Кот слегка напрягся, но не двинулся с шеи Свайбера. Илья Борисович встал и медленно подошел к Ряхину с Солярским.

– Родион Игнатьевич наверняка тоже не любит фотографироваться. Но он тоже есть на фотографиях. И на всех фотографиях он в клетчатой рубашке. Где ваша рубашка, Родион Игнатьевич?

– Понятия не имею, – Ряхин не поднимал головы.

– Думаю, вы действительно можете этого не знать, – Илья Борисович взял палку, подошел к кострищу и пошевелил угли. – Зато я знаю. Совсем недавно она была здесь, – он вернулся к сумке, достал пакет и вытянул оттуда кусочек обгоревшей клетчатой ткани. – Она сгорела в этом костре. Сгорела в костре, которого не было. У которого вы не собирались. Так ведь?

Никто не ответил.

– Почему кто-то решил сжечь вашу рубашку? Возможно, на ней были какие-то следы…

– Моя любимая рубашка! Я действительно ничего не помню, – Ряхин удивленно переводил взгляд с костра на фрагмент ткани в руке следователя.

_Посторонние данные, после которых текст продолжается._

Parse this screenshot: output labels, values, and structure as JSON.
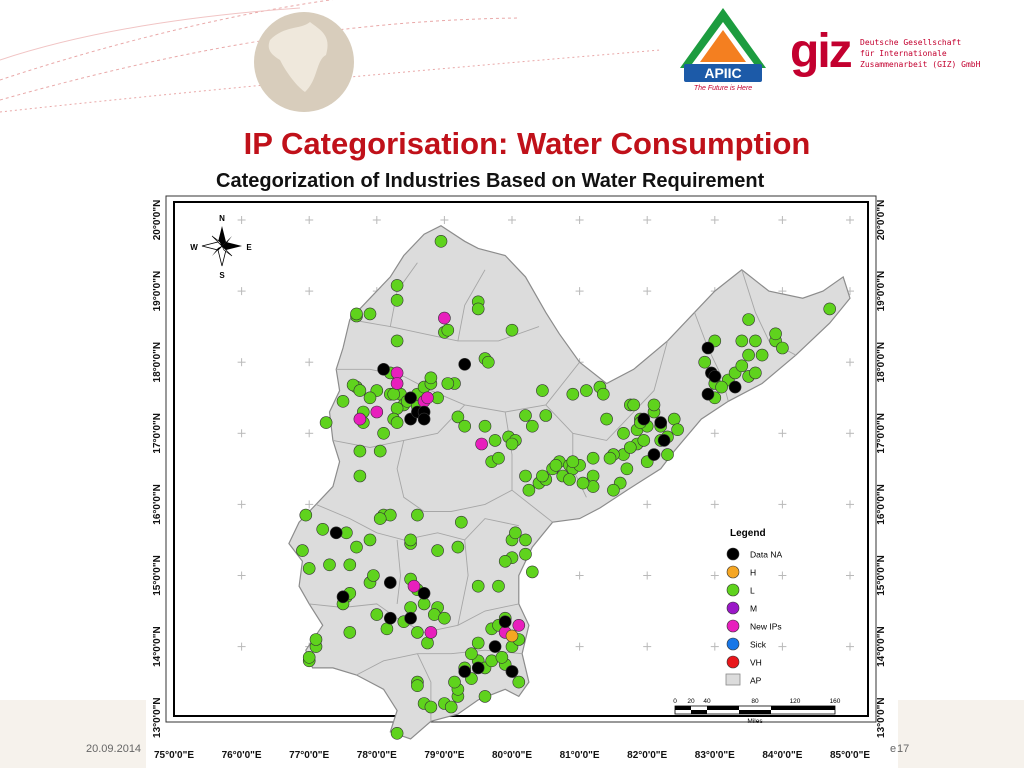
{
  "header": {
    "apiic_logo": {
      "name": "APIIC",
      "tagline": "The Future is Here"
    },
    "giz_logo": {
      "word": "giz",
      "lines": [
        "Deutsche Gesellschaft",
        "für Internationale",
        "Zusammenarbeit (GIZ) GmbH"
      ]
    }
  },
  "slide": {
    "title": "IP Categorisation: Water Consumption",
    "date": "20.09.2014",
    "page_prefix": "e",
    "page_number": "17"
  },
  "map": {
    "title": "Categorization of Industries Based on Water Requirement",
    "compass": {
      "n": "N",
      "s": "S",
      "e": "E",
      "w": "W"
    },
    "x_ticks": [
      "75°0'0\"E",
      "76°0'0\"E",
      "77°0'0\"E",
      "78°0'0\"E",
      "79°0'0\"E",
      "80°0'0\"E",
      "81°0'0\"E",
      "82°0'0\"E",
      "83°0'0\"E",
      "84°0'0\"E",
      "85°0'0\"E"
    ],
    "y_ticks": [
      "20°0'0\"N",
      "19°0'0\"N",
      "18°0'0\"N",
      "17°0'0\"N",
      "16°0'0\"N",
      "15°0'0\"N",
      "14°0'0\"N",
      "13°0'0\"N"
    ],
    "legend": {
      "title": "Legend",
      "items": [
        {
          "label": "Data NA",
          "color": "#000000",
          "shape": "circle"
        },
        {
          "label": "H",
          "color": "#f5a623",
          "shape": "circle"
        },
        {
          "label": "L",
          "color": "#5fd31d",
          "shape": "circle"
        },
        {
          "label": "M",
          "color": "#9b17c8",
          "shape": "circle"
        },
        {
          "label": "New IPs",
          "color": "#e81fbd",
          "shape": "circle"
        },
        {
          "label": "Sick",
          "color": "#1877e8",
          "shape": "circle"
        },
        {
          "label": "VH",
          "color": "#e8161a",
          "shape": "circle"
        },
        {
          "label": "AP",
          "color": "#dcdcdc",
          "shape": "area"
        }
      ]
    },
    "scale_bar": {
      "labels": [
        "0",
        "20",
        "40",
        "80",
        "120",
        "160"
      ],
      "unit": "Miles"
    },
    "points": {
      "Data NA": [
        [
          78.1,
          17.9
        ],
        [
          78.5,
          17.5
        ],
        [
          78.5,
          17.2
        ],
        [
          78.6,
          17.3
        ],
        [
          78.7,
          17.3
        ],
        [
          78.7,
          17.2
        ],
        [
          79.3,
          17.97
        ],
        [
          82.9,
          18.2
        ],
        [
          82.95,
          17.85
        ],
        [
          83.0,
          17.8
        ],
        [
          82.9,
          17.55
        ],
        [
          83.3,
          17.65
        ],
        [
          81.95,
          17.2
        ],
        [
          82.2,
          17.15
        ],
        [
          82.25,
          16.9
        ],
        [
          82.1,
          16.7
        ],
        [
          77.4,
          15.6
        ],
        [
          78.2,
          14.9
        ],
        [
          78.7,
          14.75
        ],
        [
          78.5,
          14.4
        ],
        [
          79.9,
          14.35
        ],
        [
          79.75,
          14.0
        ],
        [
          79.5,
          13.7
        ],
        [
          79.3,
          13.65
        ],
        [
          80.0,
          13.65
        ],
        [
          77.5,
          14.7
        ],
        [
          78.2,
          14.4
        ]
      ],
      "New IPs": [
        [
          79.0,
          18.62
        ],
        [
          78.3,
          17.85
        ],
        [
          78.3,
          17.7
        ],
        [
          78.0,
          17.3
        ],
        [
          77.75,
          17.2
        ],
        [
          78.7,
          17.45
        ],
        [
          79.55,
          16.85
        ],
        [
          78.55,
          14.85
        ],
        [
          78.8,
          14.2
        ],
        [
          79.9,
          14.2
        ],
        [
          80.1,
          14.3
        ],
        [
          78.75,
          17.5
        ]
      ],
      "H": [
        [
          80.0,
          14.15
        ]
      ],
      "L": [
        [
          78.95,
          19.7
        ],
        [
          78.3,
          19.08
        ],
        [
          78.3,
          18.87
        ],
        [
          79.5,
          18.85
        ],
        [
          79.5,
          18.75
        ],
        [
          77.7,
          18.65
        ],
        [
          77.9,
          18.68
        ],
        [
          77.7,
          18.68
        ],
        [
          78.3,
          18.3
        ],
        [
          79.0,
          18.42
        ],
        [
          79.05,
          18.45
        ],
        [
          80.0,
          18.45
        ],
        [
          79.6,
          18.05
        ],
        [
          79.65,
          18.0
        ],
        [
          78.2,
          17.85
        ],
        [
          77.7,
          17.65
        ],
        [
          77.65,
          17.68
        ],
        [
          78.0,
          17.6
        ],
        [
          78.2,
          17.55
        ],
        [
          78.35,
          17.55
        ],
        [
          78.6,
          17.55
        ],
        [
          78.7,
          17.65
        ],
        [
          78.8,
          17.7
        ],
        [
          78.4,
          17.4
        ],
        [
          78.3,
          17.35
        ],
        [
          78.45,
          17.45
        ],
        [
          78.25,
          17.2
        ],
        [
          78.3,
          17.15
        ],
        [
          77.8,
          17.15
        ],
        [
          77.8,
          17.3
        ],
        [
          79.15,
          17.7
        ],
        [
          79.2,
          17.23
        ],
        [
          79.3,
          17.1
        ],
        [
          79.6,
          17.1
        ],
        [
          78.9,
          17.5
        ],
        [
          78.6,
          17.38
        ],
        [
          78.1,
          17.0
        ],
        [
          78.05,
          16.75
        ],
        [
          77.75,
          16.75
        ],
        [
          77.75,
          16.4
        ],
        [
          79.7,
          16.6
        ],
        [
          79.8,
          16.65
        ],
        [
          79.95,
          16.95
        ],
        [
          80.2,
          17.25
        ],
        [
          80.5,
          17.25
        ],
        [
          80.05,
          16.9
        ],
        [
          80.2,
          16.4
        ],
        [
          80.4,
          16.3
        ],
        [
          80.6,
          16.5
        ],
        [
          80.7,
          16.6
        ],
        [
          80.85,
          16.55
        ],
        [
          80.9,
          16.5
        ],
        [
          81.0,
          16.55
        ],
        [
          81.2,
          16.65
        ],
        [
          81.2,
          16.4
        ],
        [
          81.2,
          16.25
        ],
        [
          81.05,
          16.3
        ],
        [
          80.9,
          16.6
        ],
        [
          80.75,
          16.4
        ],
        [
          80.5,
          16.35
        ],
        [
          80.45,
          16.4
        ],
        [
          80.25,
          16.2
        ],
        [
          81.1,
          17.6
        ],
        [
          80.9,
          17.55
        ],
        [
          80.45,
          17.6
        ],
        [
          81.65,
          16.7
        ],
        [
          81.5,
          16.7
        ],
        [
          81.7,
          16.5
        ],
        [
          81.6,
          16.3
        ],
        [
          81.5,
          16.2
        ],
        [
          81.85,
          16.85
        ],
        [
          81.85,
          17.05
        ],
        [
          81.9,
          17.2
        ],
        [
          82.1,
          17.3
        ],
        [
          82.0,
          17.1
        ],
        [
          82.2,
          16.9
        ],
        [
          82.3,
          16.95
        ],
        [
          82.2,
          17.1
        ],
        [
          81.95,
          16.9
        ],
        [
          81.75,
          16.8
        ],
        [
          81.65,
          17.0
        ],
        [
          81.75,
          17.4
        ],
        [
          81.9,
          17.15
        ],
        [
          82.3,
          16.7
        ],
        [
          83.0,
          17.7
        ],
        [
          83.2,
          17.75
        ],
        [
          83.3,
          17.85
        ],
        [
          83.5,
          18.1
        ],
        [
          83.7,
          18.1
        ],
        [
          83.5,
          17.8
        ],
        [
          83.4,
          17.95
        ],
        [
          83.6,
          17.85
        ],
        [
          83.1,
          17.65
        ],
        [
          83.0,
          17.5
        ],
        [
          83.0,
          18.3
        ],
        [
          83.4,
          18.3
        ],
        [
          83.9,
          18.3
        ],
        [
          83.9,
          18.4
        ],
        [
          83.6,
          18.3
        ],
        [
          84.0,
          18.2
        ],
        [
          84.7,
          18.75
        ],
        [
          83.5,
          18.6
        ],
        [
          82.85,
          18.0
        ],
        [
          77.55,
          15.6
        ],
        [
          77.2,
          15.65
        ],
        [
          77.7,
          15.4
        ],
        [
          77.3,
          15.15
        ],
        [
          77.6,
          15.15
        ],
        [
          77.55,
          14.7
        ],
        [
          77.6,
          14.75
        ],
        [
          78.1,
          15.85
        ],
        [
          78.2,
          15.85
        ],
        [
          78.05,
          15.8
        ],
        [
          78.5,
          15.45
        ],
        [
          78.5,
          15.5
        ],
        [
          78.9,
          15.35
        ],
        [
          79.25,
          15.75
        ],
        [
          79.5,
          14.85
        ],
        [
          79.8,
          14.85
        ],
        [
          80.0,
          15.25
        ],
        [
          80.2,
          15.5
        ],
        [
          80.0,
          15.5
        ],
        [
          80.05,
          15.6
        ],
        [
          80.2,
          15.3
        ],
        [
          80.3,
          15.05
        ],
        [
          79.9,
          15.2
        ],
        [
          78.6,
          15.85
        ],
        [
          78.5,
          14.95
        ],
        [
          78.6,
          14.8
        ],
        [
          78.5,
          14.55
        ],
        [
          78.7,
          14.6
        ],
        [
          78.9,
          14.55
        ],
        [
          78.85,
          14.45
        ],
        [
          79.0,
          14.4
        ],
        [
          78.75,
          14.05
        ],
        [
          78.6,
          14.2
        ],
        [
          78.4,
          14.35
        ],
        [
          78.15,
          14.25
        ],
        [
          78.0,
          14.45
        ],
        [
          77.9,
          14.9
        ],
        [
          77.95,
          15.0
        ],
        [
          77.5,
          14.6
        ],
        [
          77.0,
          13.8
        ],
        [
          77.0,
          13.85
        ],
        [
          77.1,
          14.0
        ],
        [
          77.1,
          14.1
        ],
        [
          77.6,
          14.2
        ],
        [
          78.6,
          13.5
        ],
        [
          78.6,
          13.45
        ],
        [
          78.7,
          13.2
        ],
        [
          78.8,
          13.15
        ],
        [
          79.0,
          13.2
        ],
        [
          79.1,
          13.15
        ],
        [
          79.2,
          13.3
        ],
        [
          79.2,
          13.4
        ],
        [
          79.15,
          13.5
        ],
        [
          79.3,
          13.7
        ],
        [
          79.4,
          13.55
        ],
        [
          79.5,
          13.8
        ],
        [
          79.6,
          13.7
        ],
        [
          79.7,
          13.8
        ],
        [
          79.9,
          13.75
        ],
        [
          80.0,
          13.65
        ],
        [
          80.1,
          13.5
        ],
        [
          79.85,
          13.85
        ],
        [
          79.6,
          13.3
        ],
        [
          79.4,
          13.9
        ],
        [
          79.5,
          14.05
        ],
        [
          79.7,
          14.25
        ],
        [
          79.8,
          14.3
        ],
        [
          79.9,
          14.4
        ],
        [
          80.0,
          14.0
        ],
        [
          80.1,
          14.1
        ],
        [
          79.2,
          15.4
        ],
        [
          77.0,
          15.1
        ],
        [
          76.9,
          15.35
        ],
        [
          76.95,
          15.85
        ],
        [
          78.3,
          12.78
        ],
        [
          77.9,
          15.5
        ],
        [
          78.8,
          17.78
        ],
        [
          78.25,
          17.55
        ],
        [
          77.25,
          17.15
        ],
        [
          77.75,
          17.6
        ],
        [
          77.5,
          17.45
        ],
        [
          77.9,
          17.5
        ],
        [
          79.05,
          17.7
        ],
        [
          79.75,
          16.9
        ],
        [
          80.0,
          16.85
        ],
        [
          80.3,
          17.1
        ],
        [
          80.65,
          16.55
        ],
        [
          80.85,
          16.35
        ],
        [
          81.45,
          16.65
        ],
        [
          81.3,
          17.65
        ],
        [
          81.35,
          17.55
        ],
        [
          82.0,
          16.6
        ],
        [
          81.4,
          17.2
        ],
        [
          81.8,
          17.4
        ],
        [
          82.1,
          17.4
        ],
        [
          82.4,
          17.2
        ],
        [
          82.45,
          17.05
        ]
      ]
    }
  }
}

– Возможно, возможно… Все, вы свободны. Можете идти. Вы все можете идти!

– А я? Зачем вы позвали меня? – тихо спросил Свайбер.

– А низачем. Вот Солярский пришел, хотя его никто не звал. Может, мне тоже захотелось вас запутать. Чтобы вы немного поволновались. От вас мне ничего не нужно. Этот долгий день заканчивается. Кажется, снова собирается гроза. К счастью, мне здесь больше нечего делать. У меня есть ответ.

Все переглянулись, но оставались на своих местах. Никто не решался встать.

– Мне собрать всех в библиотеке? Вы хотите что-то объявить? – с обычной мягкой улыбкой спросил Доспехов.

– Нет, представления сегодня не будет. Отдохните. Вы перенапряглись. Федор, давайте прогуляемся. Покажите мне дальнюю беседку…

– Конечно! Может быть вы хотите посмотреть «Лесково» с высоты птичьего полета?

– Нет, спасибо. Уже имел такое удовольствие.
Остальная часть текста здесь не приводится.